Obviously, as the more time passed, the worse he got. On my last day of classes before finals, I got a call from my dad and he told me my granddaddy had passed away. I stood speechless in the middle of my school building and practically went numb from there on out. This was the first family death I had experienced and seeing everyone around me being so vulnerable and breaking down, I told myself I had to be the rock for everyone else.
Fast forward a month and a half and it’s now the beginning of July. Time for another backstory: while everything was going on with my mom’s dad, my dad’s parents were also not doing so well. My grandma had developed a form of dementia in about 2015, and my grandpa had many health issues and couldn’t take care of my grandma, so they both moved into a living facility. So, after the death of my mom’s dad, we were all just starting to get our lives back to normal, but of course something hit, like it always seems to do. My dad’s dad passed away suddenly at the beginning of July, and no more than three weeks later did his mom pass too.

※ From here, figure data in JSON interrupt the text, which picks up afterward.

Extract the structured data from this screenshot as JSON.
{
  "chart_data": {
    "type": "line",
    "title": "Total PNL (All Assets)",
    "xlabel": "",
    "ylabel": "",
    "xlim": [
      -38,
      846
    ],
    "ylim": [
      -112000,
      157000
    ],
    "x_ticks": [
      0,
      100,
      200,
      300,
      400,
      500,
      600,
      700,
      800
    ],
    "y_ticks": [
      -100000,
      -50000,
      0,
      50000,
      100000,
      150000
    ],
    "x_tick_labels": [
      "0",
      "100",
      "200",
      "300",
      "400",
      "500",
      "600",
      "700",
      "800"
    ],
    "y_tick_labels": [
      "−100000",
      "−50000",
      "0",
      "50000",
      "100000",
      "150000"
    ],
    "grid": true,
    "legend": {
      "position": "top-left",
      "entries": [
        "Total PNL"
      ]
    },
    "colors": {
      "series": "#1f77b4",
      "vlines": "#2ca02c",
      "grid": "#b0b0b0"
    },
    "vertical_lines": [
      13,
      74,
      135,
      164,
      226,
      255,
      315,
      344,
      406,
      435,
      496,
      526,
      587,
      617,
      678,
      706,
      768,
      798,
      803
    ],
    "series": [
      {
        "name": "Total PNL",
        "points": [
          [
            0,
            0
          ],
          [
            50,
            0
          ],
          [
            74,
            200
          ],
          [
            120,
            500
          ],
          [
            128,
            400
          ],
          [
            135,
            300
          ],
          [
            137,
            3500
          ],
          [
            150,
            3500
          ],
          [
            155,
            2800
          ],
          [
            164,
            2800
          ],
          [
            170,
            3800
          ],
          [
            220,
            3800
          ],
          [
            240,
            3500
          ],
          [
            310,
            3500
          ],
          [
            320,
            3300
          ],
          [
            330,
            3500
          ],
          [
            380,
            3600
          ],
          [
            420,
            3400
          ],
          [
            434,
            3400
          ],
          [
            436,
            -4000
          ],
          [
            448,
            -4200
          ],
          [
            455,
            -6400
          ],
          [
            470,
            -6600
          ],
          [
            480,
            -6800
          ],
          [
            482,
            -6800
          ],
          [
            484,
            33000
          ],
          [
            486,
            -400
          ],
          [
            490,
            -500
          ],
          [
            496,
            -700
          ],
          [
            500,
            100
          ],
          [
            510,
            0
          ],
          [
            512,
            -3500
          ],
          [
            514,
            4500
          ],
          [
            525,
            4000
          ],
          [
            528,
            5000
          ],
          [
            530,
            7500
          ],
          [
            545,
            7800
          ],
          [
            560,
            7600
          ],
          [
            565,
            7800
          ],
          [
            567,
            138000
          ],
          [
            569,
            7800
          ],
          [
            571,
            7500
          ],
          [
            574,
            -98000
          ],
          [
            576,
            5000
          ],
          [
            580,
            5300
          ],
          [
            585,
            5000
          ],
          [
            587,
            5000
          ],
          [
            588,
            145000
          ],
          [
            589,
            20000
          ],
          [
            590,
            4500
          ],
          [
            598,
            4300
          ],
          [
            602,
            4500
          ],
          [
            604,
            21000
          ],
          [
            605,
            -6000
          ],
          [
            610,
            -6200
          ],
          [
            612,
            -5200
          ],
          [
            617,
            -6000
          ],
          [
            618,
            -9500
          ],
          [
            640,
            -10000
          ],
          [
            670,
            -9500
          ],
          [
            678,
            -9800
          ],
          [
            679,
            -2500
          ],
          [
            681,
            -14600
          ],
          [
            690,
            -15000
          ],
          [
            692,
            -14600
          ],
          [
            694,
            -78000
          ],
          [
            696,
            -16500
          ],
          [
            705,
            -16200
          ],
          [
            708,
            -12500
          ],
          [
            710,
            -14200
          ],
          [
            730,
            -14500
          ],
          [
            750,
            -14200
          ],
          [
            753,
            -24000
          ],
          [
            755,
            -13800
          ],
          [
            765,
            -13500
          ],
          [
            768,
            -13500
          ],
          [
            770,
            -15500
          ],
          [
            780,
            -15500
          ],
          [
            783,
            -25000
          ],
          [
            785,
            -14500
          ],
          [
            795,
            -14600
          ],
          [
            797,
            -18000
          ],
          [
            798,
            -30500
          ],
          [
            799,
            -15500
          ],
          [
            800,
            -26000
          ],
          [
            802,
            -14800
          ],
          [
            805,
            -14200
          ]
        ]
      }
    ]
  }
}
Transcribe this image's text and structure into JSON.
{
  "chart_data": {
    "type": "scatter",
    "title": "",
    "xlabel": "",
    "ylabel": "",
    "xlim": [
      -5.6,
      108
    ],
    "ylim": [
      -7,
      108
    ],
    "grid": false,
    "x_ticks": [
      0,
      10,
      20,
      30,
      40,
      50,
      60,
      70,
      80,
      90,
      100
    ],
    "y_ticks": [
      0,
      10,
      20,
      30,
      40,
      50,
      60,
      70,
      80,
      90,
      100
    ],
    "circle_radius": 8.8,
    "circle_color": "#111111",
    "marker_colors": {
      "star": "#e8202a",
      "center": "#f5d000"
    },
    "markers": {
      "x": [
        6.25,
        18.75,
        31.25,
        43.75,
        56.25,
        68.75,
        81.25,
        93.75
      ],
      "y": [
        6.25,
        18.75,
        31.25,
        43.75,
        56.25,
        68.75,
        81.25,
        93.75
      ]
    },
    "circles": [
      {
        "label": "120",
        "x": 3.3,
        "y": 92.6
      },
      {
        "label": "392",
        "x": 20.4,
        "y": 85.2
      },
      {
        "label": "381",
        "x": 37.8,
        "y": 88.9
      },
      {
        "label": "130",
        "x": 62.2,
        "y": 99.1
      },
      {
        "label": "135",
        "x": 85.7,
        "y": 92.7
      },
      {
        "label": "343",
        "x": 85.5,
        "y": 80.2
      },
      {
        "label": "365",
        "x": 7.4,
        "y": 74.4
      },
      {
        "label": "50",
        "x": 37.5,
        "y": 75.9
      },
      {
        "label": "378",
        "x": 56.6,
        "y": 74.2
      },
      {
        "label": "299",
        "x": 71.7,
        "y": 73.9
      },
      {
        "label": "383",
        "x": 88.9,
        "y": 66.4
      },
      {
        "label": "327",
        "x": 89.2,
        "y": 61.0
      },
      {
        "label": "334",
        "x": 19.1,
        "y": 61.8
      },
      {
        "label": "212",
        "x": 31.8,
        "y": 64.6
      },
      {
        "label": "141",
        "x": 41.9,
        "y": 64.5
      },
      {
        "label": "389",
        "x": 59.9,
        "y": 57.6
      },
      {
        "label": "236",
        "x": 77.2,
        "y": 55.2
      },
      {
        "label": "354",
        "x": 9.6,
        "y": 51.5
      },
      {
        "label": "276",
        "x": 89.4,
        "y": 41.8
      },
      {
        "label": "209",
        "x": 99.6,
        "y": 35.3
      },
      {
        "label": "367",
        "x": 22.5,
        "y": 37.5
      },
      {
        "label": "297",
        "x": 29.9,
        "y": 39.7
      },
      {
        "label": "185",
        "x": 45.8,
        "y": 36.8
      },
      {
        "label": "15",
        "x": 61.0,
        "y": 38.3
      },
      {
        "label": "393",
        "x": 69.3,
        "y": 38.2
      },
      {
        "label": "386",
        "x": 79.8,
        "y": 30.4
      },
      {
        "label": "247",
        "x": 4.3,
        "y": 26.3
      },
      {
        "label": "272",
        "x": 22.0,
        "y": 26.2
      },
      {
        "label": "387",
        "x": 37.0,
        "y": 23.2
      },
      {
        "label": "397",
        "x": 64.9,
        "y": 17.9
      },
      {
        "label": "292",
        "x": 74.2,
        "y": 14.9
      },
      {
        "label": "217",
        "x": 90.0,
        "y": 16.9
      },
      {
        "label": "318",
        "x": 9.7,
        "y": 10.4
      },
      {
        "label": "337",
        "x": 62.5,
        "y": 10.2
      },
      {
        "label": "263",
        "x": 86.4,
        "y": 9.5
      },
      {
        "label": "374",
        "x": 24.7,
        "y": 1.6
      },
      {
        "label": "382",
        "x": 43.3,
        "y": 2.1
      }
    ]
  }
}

Let’s just say my summer going into my senior year of high school was nothing like what I had planned it to be. So, we went through everything again; planning, funeral homes, funerals, black dresses, burials, the whole nine yards. It had become routine, and still I was completely numb, never shedding a single tear when people were near me.
I have never liked people seeing me emotional because I have always viewed it as a weakness, and especially during this time, I wasn’t going to let my guard down to people I barely knew telling me my grandparents “were in a better place”. I only cried when I would get home in my room when I knew I was alone.
I didn’t let myself grieve, for years. I was only able to recall the bad times when they were sick and helpless, rather than the happy memories we had shared. I went through the stages of grief, well I may still even be in them. Even today whenever I talk about that summer and what I went through, I start to bawl my eyes out, which is 100% healthy I am beginning to learn. I am also just now learning that being emotional with others is okay, and even more than that, it is necessary in order for us to connect with one another.
So, to the girl who thinks she isn’t allowed to grieve, please do. Cry, be vulnerable, let people see you are in pain, and more than that, let them help you. Let someone hold you while you cry, let your emotions out. But, most importantly, grieve. You have been through so much and you deserve to be upset, angry, sad, confused, and everything in between. It’s almost been 2 years and still I get sad from time to time, but I’ve learned that is okay. It is more than okay; it is what we are supposed to do. I did not include this story to prove that I have been through more that you have, because I promise you, everyone bears different crosses. Not every story is the same, and it isn’t supposed to be. But go, share your story, because I can promise you that one day, after all the grieving is over, eventually you will be thrown back into those happy memories of the ones you have lost and smile.